Three attributes of a great team

Great teams don’t form by accident. They take work to form, pulling individuals together so that the team truly is greater than the sum of its parts. The best teams I worked with had 3 things in common: a unifying vision of who the team is, trust, and a big, hairy, audacious goal.

Unifying Vision

Before a team can form, there must be some reason for the team to exist in the first place. For a sports team, such as a baseball team, the game itself can bring the team together; 18 individuals can’t play baseball by themselves. A good coach will provide a more detailed vision: we’re going to be a team focussed on great fielding, or all-start pitching, or powerhouse offense. This focus gives charecter to the team and gives it an identity that it can rally around.

Trust

Trust is essential among team members. Patrick Lencioni labels lack of trust as the first dysfunction of a team. Trust is essential for a team to accomplish amazing results. How can a team accomplish greatness if team members don’t trust that another teammate will do what they say they will do? If there is a lack of trust, team members will question eachother’s motives and time is wasted on infighting instead of getting results.

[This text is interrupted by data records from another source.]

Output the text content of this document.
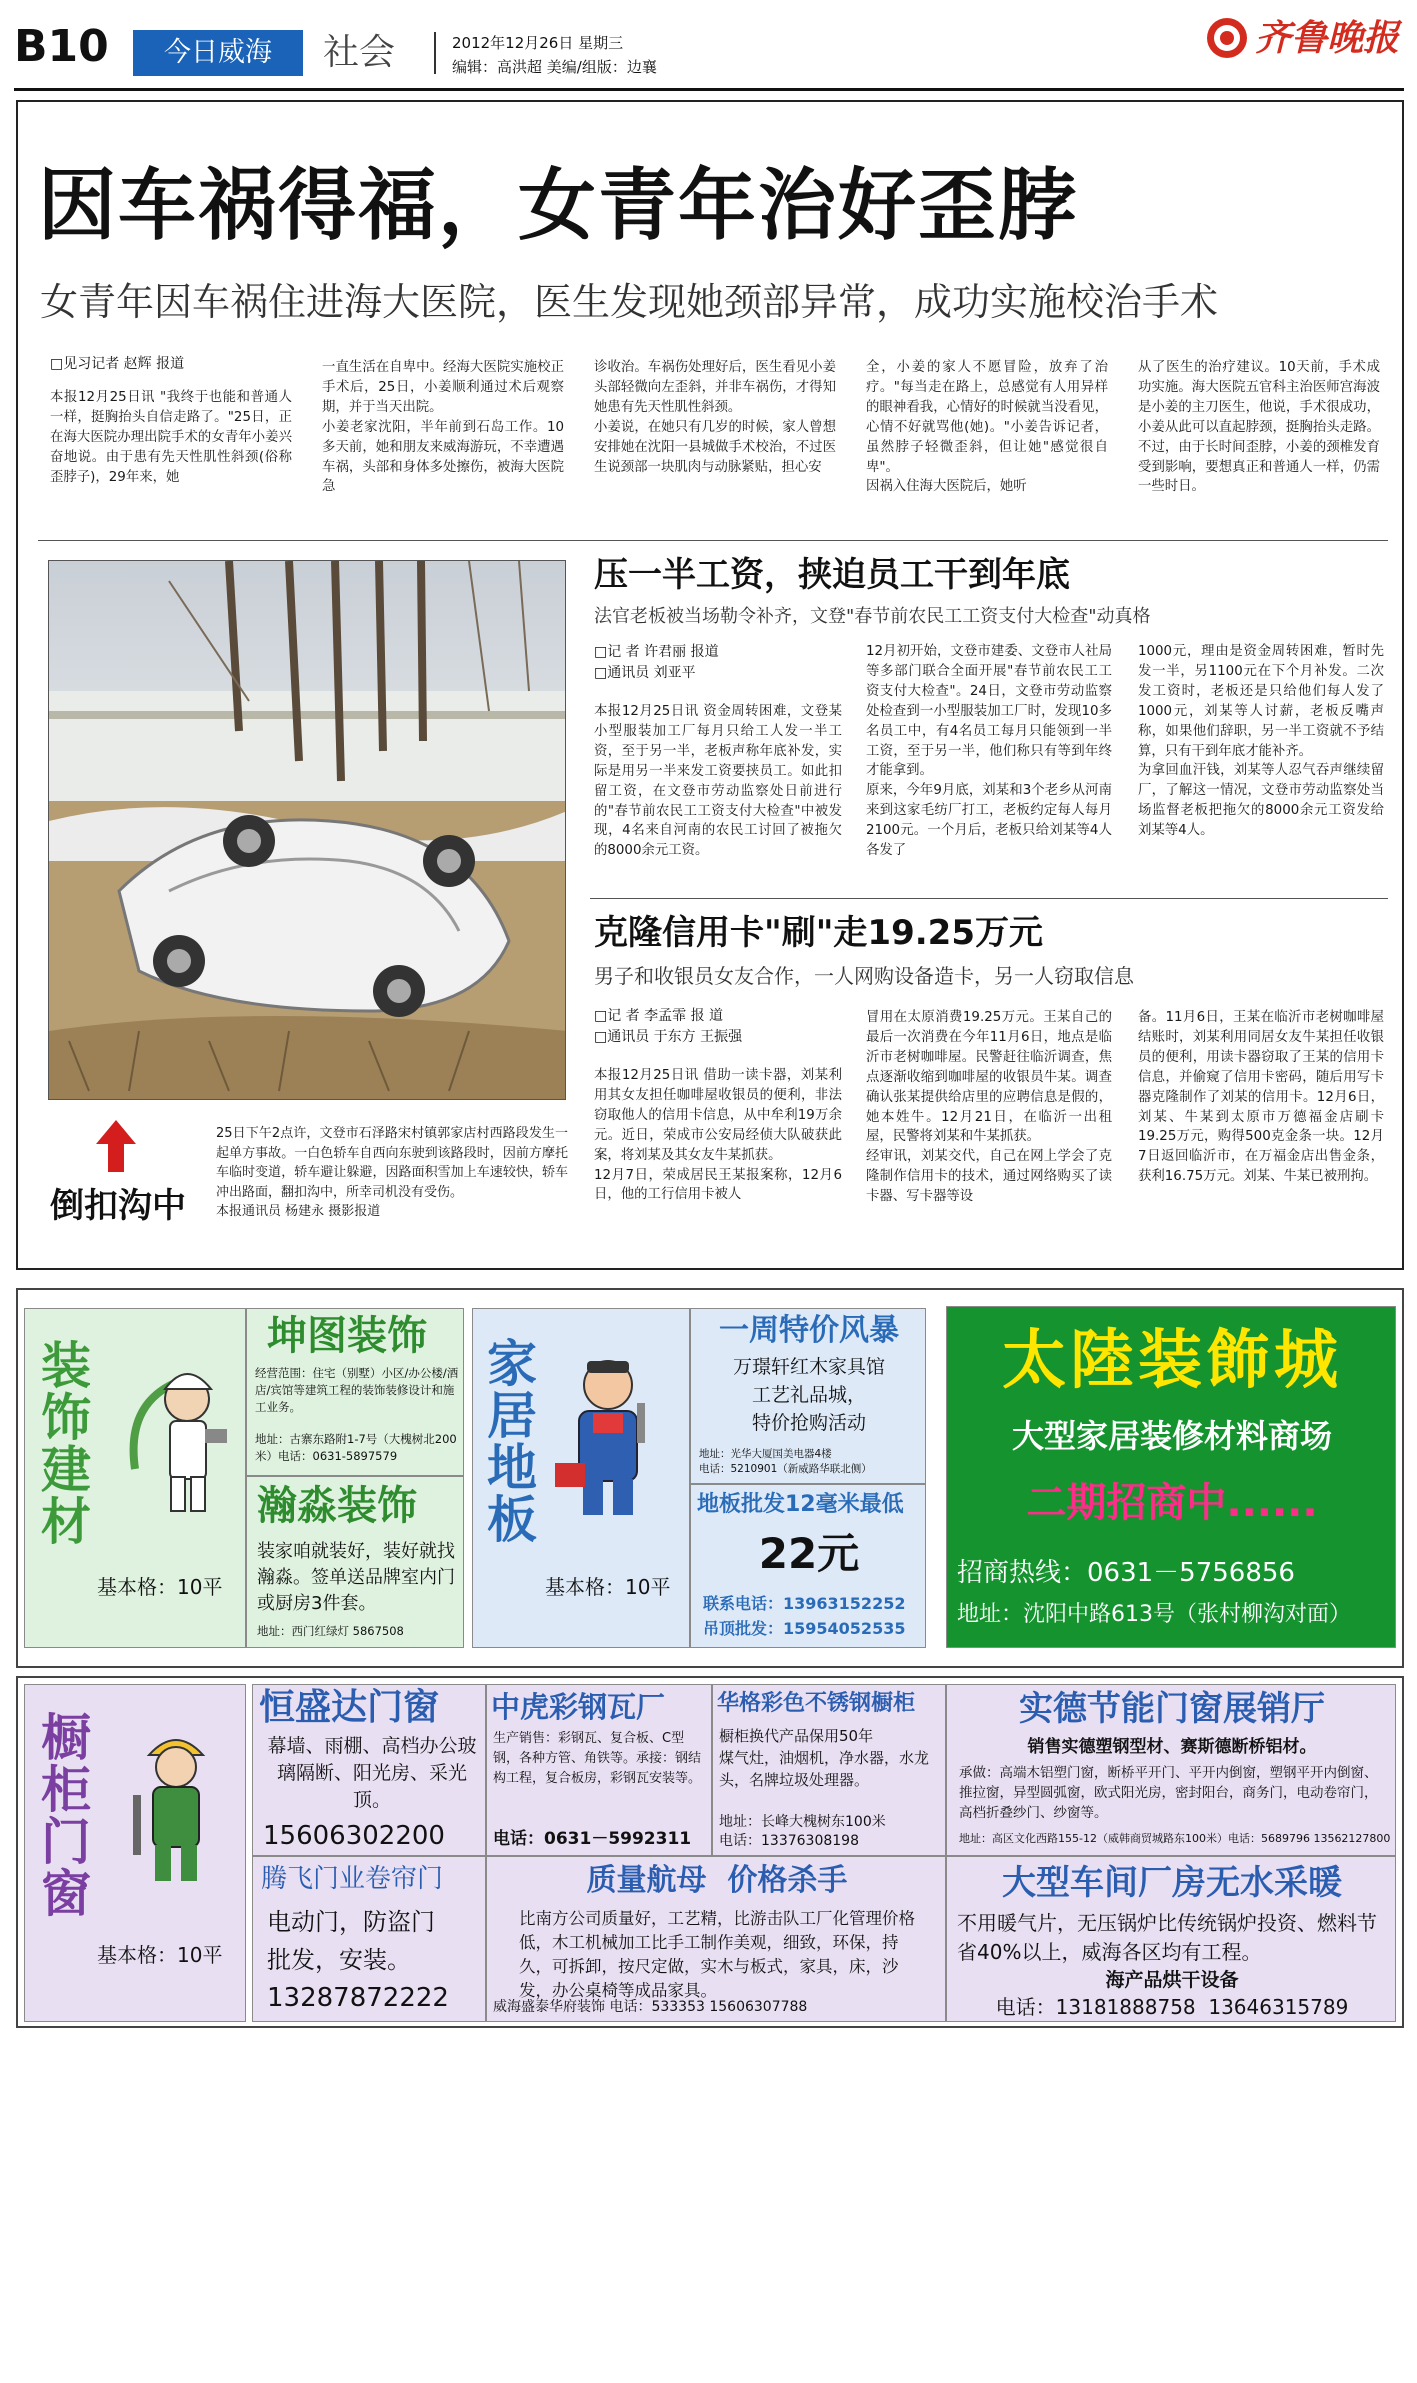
B10	今日威海	社会	2012年12月26日 星期三
编辑：高洪超 美编/组版：边襄
齐鲁晚报
因车祸得福，女青年治好歪脖
女青年因车祸住进海大医院，医生发现她颈部异常，成功实施校治手术
□见习记者 赵辉 报道
本报12月25日讯 "我终于也能和普通人一样，挺胸抬头自信走路了。"25日，正在海大医院办理出院手术的女青年小姜兴奋地说。由于患有先天性肌性斜颈(俗称歪脖子)，29年来，她
一直生活在自卑中。经海大医院实施校正手术后，25日，小姜顺利通过术后观察期，并于当天出院。
小姜老家沈阳，半年前到石岛工作。10多天前，她和朋友来威海游玩，不幸遭遇车祸，头部和身体多处擦伤，被海大医院急
诊收治。车祸伤处理好后，医生看见小姜头部轻微向左歪斜，并非车祸伤，才得知她患有先天性肌性斜颈。
小姜说，在她只有几岁的时候，家人曾想安排她在沈阳一县城做手术校治，不过医生说颈部一块肌肉与动脉紧贴，担心安
全，小姜的家人不愿冒险，放弃了治疗。"每当走在路上，总感觉有人用异样的眼神看我，心情好的时候就当没看见，心情不好就骂他(她)。"小姜告诉记者，虽然脖子轻微歪斜，但让她"感觉很自卑"。
因祸入住海大医院后，她听
从了医生的治疗建议。10天前，手术成功实施。海大医院五官科主治医师宫海波是小姜的主刀医生，他说，手术很成功，小姜从此可以直起脖颈，挺胸抬头走路。不过，由于长时间歪脖，小姜的颈椎发育受到影响，要想真正和普通人一样，仍需一些时日。
倒扣沟中
25日下午2点许，文登市石泽路宋村镇郭家店村西路段发生一起单方事故。一白色轿车自西向东驶到该路段时，因前方摩托车临时变道，轿车避让躲避，因路面积雪加上车速较快，轿车冲出路面，翻扣沟中，所幸司机没有受伤。
本报通讯员 杨建永 摄影报道
压一半工资，挟迫员工干到年底
法官老板被当场勒令补齐，文登"春节前农民工工资支付大检查"动真格
□记 者 许君丽 报道
□通讯员 刘亚平
本报12月25日讯 资金周转困难，文登某小型服装加工厂每月只给工人发一半工资，至于另一半，老板声称年底补发，实际是用另一半来发工资要挟员工。如此扣留工资，在文登市劳动监察处日前进行的"春节前农民工工资支付大检查"中被发现，4名来自河南的农民工讨回了被拖欠的8000余元工资。
12月初开始，文登市建委、文登市人社局等多部门联合全面开展"春节前农民工工资支付大检查"。24日，文登市劳动监察处检查到一小型服装加工厂时，发现10多名员工中，有4名员工每月只能领到一半工资，至于另一半，他们称只有等到年终才能拿到。
原来，今年9月底，刘某和3个老乡从河南来到这家毛纺厂打工，老板约定每人每月2100元。一个月后，老板只给刘某等4人各发了
1000元，理由是资金周转困难，暂时先发一半，另1100元在下个月补发。二次发工资时，老板还是只给他们每人发了1000元，刘某等人讨薪，老板反嘴声称，如果他们辞职，另一半工资就不予结算，只有干到年底才能补齐。
为拿回血汗钱，刘某等人忍气吞声继续留厂，了解这一情况，文登市劳动监察处当场监督老板把拖欠的8000余元工资发给刘某等4人。
克隆信用卡"刷"走19.25万元
男子和收银员女友合作，一人网购设备造卡，另一人窃取信息
□记 者 李孟霏 报 道
□通讯员 于东方 王振强
本报12月25日讯 借助一读卡器，刘某利用其女友担任咖啡屋收银员的便利，非法窃取他人的信用卡信息，从中牟利19万余元。近日，荣成市公安局经侦大队破获此案，将刘某及其女友牛某抓获。
12月7日，荣成居民王某报案称，12月6日，他的工行信用卡被人
冒用在太原消费19.25万元。王某自己的最后一次消费在今年11月6日，地点是临沂市老树咖啡屋。民警赶往临沂调查，焦点逐渐收缩到咖啡屋的收银员牛某。调查确认张某提供给店里的应聘信息是假的，她本姓牛。12月21日，在临沂一出租屋，民警将刘某和牛某抓获。
经审讯，刘某交代，自己在网上学会了克隆制作信用卡的技术，通过网络购买了读卡器、写卡器等设
备。11月6日，王某在临沂市老树咖啡屋结账时，刘某利用同居女友牛某担任收银员的便利，用读卡器窃取了王某的信用卡信息，并偷窥了信用卡密码，随后用写卡器克隆制作了刘某的信用卡。12月6日，刘某、牛某到太原市万德福金店刷卡19.25万元，购得500克金条一块。12月7日返回临沂市，在万福金店出售金条，获利16.75万元。刘某、牛某已被刑拘。
装饰建材
基本格：10平
坤图装饰
经营范围：住宅（别墅）小区/办公楼/酒店/宾馆等建筑工程的装饰装修设计和施工业务。
地址：古寨东路附1-7号（大槐树北200米）电话：0631-5897579
瀚淼装饰
装家咱就装好，装好就找瀚淼。签单送品牌室内门或厨房3件套。
地址：西门红绿灯 5867508
家居地板
基本格：10平
一周特价风暴
万璟轩红木家具馆
工艺礼品城，
特价抢购活动
地址：光华大厦国美电器4楼
电话：5210901（新威路华联北侧）
地板批发12毫米最低
22元
联系电话：13963152252
吊顶批发：15954052535
太陸装飾城
大型家居装修材料商场
二期招商中......
招商热线：0631－5756856
地址：沈阳中路613号（张村柳沟对面）
橱柜门窗
基本格：10平
恒盛达门窗
幕墙、雨棚、高档办公玻璃隔断、阳光房、采光顶。
15606302200
中虎彩钢瓦厂
生产销售：彩钢瓦、复合板、C型钢，各种方管、角铁等。承接：钢结构工程，复合板房，彩钢瓦安装等。
电话：0631－5992311
华格彩色不锈钢橱柜
橱柜换代产品保用50年
煤气灶，油烟机，净水器，水龙头，名牌垃圾处理器。
地址：长峰大槐树东100米
电话：13376308198
实德节能门窗展销厅
销售实德塑钢型材、赛斯德断桥铝材。
承做：高端木铝塑门窗，断桥平开门、平开内倒窗，塑钢平开内倒窗、推拉窗，异型圆弧窗，欧式阳光房，密封阳台，商务门，电动卷帘门，高档折叠纱门、纱窗等。
地址：高区文化西路155-12（威韩商贸城路东100米）电话：5689796 13562127800
腾飞门业卷帘门
电动门，防盗门
批发，安装。
13287872222
质量航母  价格杀手
比南方公司质量好，工艺精，比游击队工厂化管理价格低，木工机械加工比手工制作美观，细致，环保，持久，可拆卸，按尺定做，实木与板式，家具，床，沙发，办公桌椅等成品家具。
威海盛泰华府装饰 电话：533353 15606307788
大型车间厂房无水采暖
不用暖气片，无压锅炉比传统锅炉投资、燃料节省40%以上，威海各区均有工程。
海产品烘干设备
电话：13181888758  13646315789
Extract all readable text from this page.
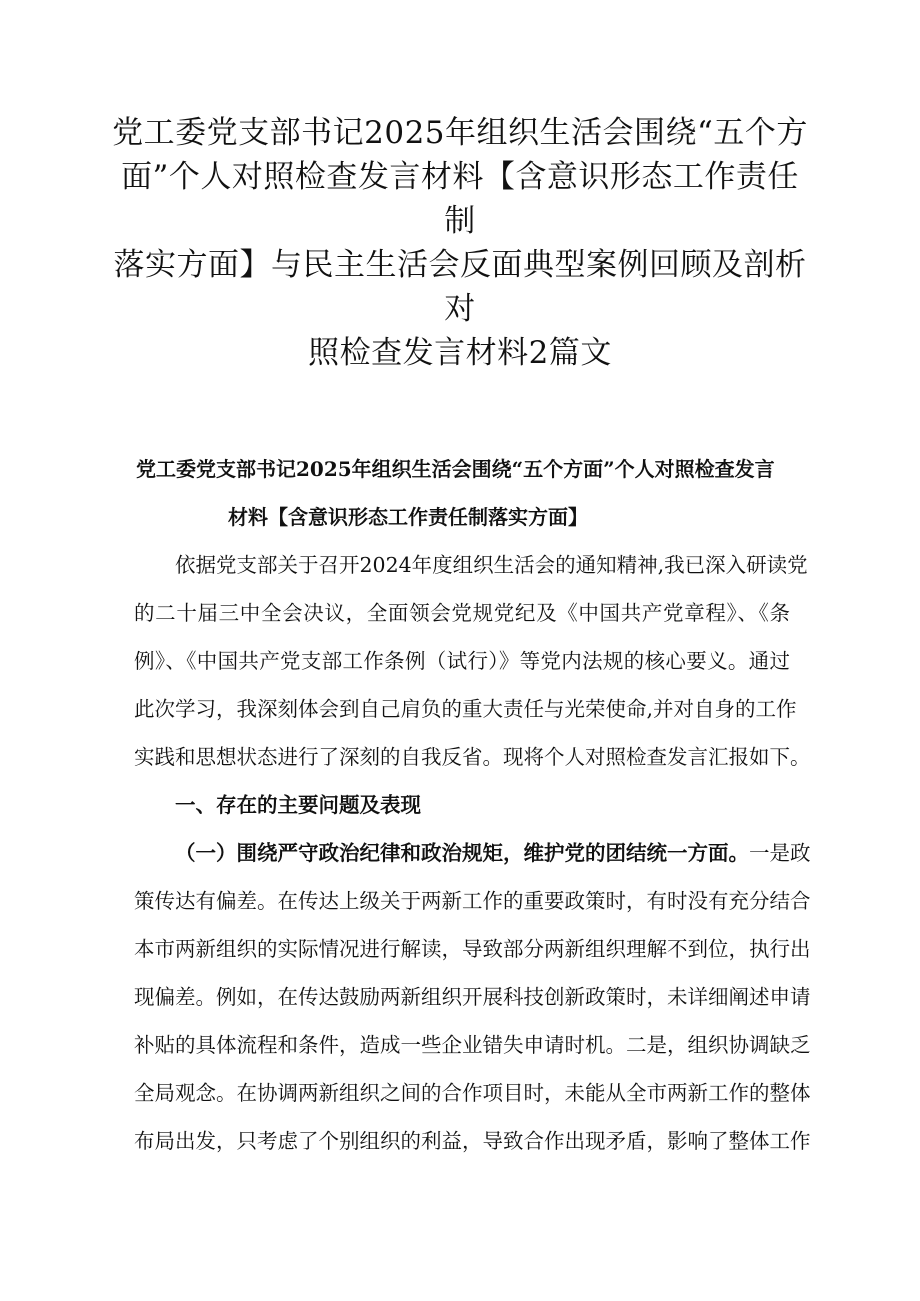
党工委党支部书记2025年组织生活会围绕“五个方
面”个人对照检查发言材料【含意识形态工作责任制
落实方面】与民主生活会反面典型案例回顾及剖析对
照检查发言材料2篇文

党工委党支部书记2025年组织生活会围绕“五个方面”个人对照检查发言

材料【含意识形态工作责任制落实方面】

依据党支部关于召开2024年度组织生活会的通知精神,我已深入研读党

的二十届三中全会决议，全面领会党规党纪及《中国共产党章程》、《条

例》、《中国共产党支部工作条例（试行）》等党内法规的核心要义。通过

此次学习，我深刻体会到自己肩负的重大责任与光荣使命,并对自身的工作

实践和思想状态进行了深刻的自我反省。现将个人对照检查发言汇报如下。

一、存在的主要问题及表现

（一）围绕严守政治纪律和政治规矩，维护党的团结统一方面。一是政

策传达有偏差。在传达上级关于两新工作的重要政策时，有时没有充分结合

本市两新组织的实际情况进行解读，导致部分两新组织理解不到位，执行出

现偏差。例如，在传达鼓励两新组织开展科技创新政策时，未详细阐述申请

补贴的具体流程和条件，造成一些企业错失申请时机。二是，组织协调缺乏

全局观念。在协调两新组织之间的合作项目时，未能从全市两新工作的整体

布局出发，只考虑了个别组织的利益，导致合作出现矛盾，影响了整体工作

Trust is not an easy thing to develop. “Trust falls” and other team building activities may build a small amount of trust, but there is no cure for lack of trust other than time. “Time heals all wounds”, but if used intentionally, it also builds trust as small committments are accomplished each day to build trust up slowly.

Big, Hairy, Audacious Goal (BHAG)

In “Built to Last”, Jim Collins and Jerry Porras coined the term “Big Hairy, Audacious Goal”, or BHAG for short, as a goal that is a mid to long-term goal that is worthwhile, yet lies just out of reach. For a team, a BHAG is only achievable when everyone is working together. It’s such a large goal that no one person could accomplish it on their own. Only through team work and hard efforts can the goal be achieved.

In sports, this may look like a coach rallying his team of underdogs to a championship, taking on impossible odds, and still ending up on top. I’m reminded of my Cincinnati Reds and the 1990 season where they went wire to wire, advanced to the National League pennant, then were faced with the Oakland A’s and their ‘Dynasty’ in the World Series. The Reds werethe underdogs in the series, but the crappy team with ‘Da Nasty’ boys in the bullpen swept the Oakland A’s 4 games to 0.

A BHAG may sound ridiculous, like the underdogs sweeping the opposing team. It may seem impossible. But in my career, the best teams I’ve coached were forged in the fire of battling a BHAG. By overcoming adversity and accomplishing the seemingly impossible, anything else thrown at the team felt like a walk in the park. In such a battle, trust will be required, but if the team consists of the right people, they will deliver and build trust at a phenomonal rate. And it’s teams like these that we look back on and marvel at all that we were able to accomplish together.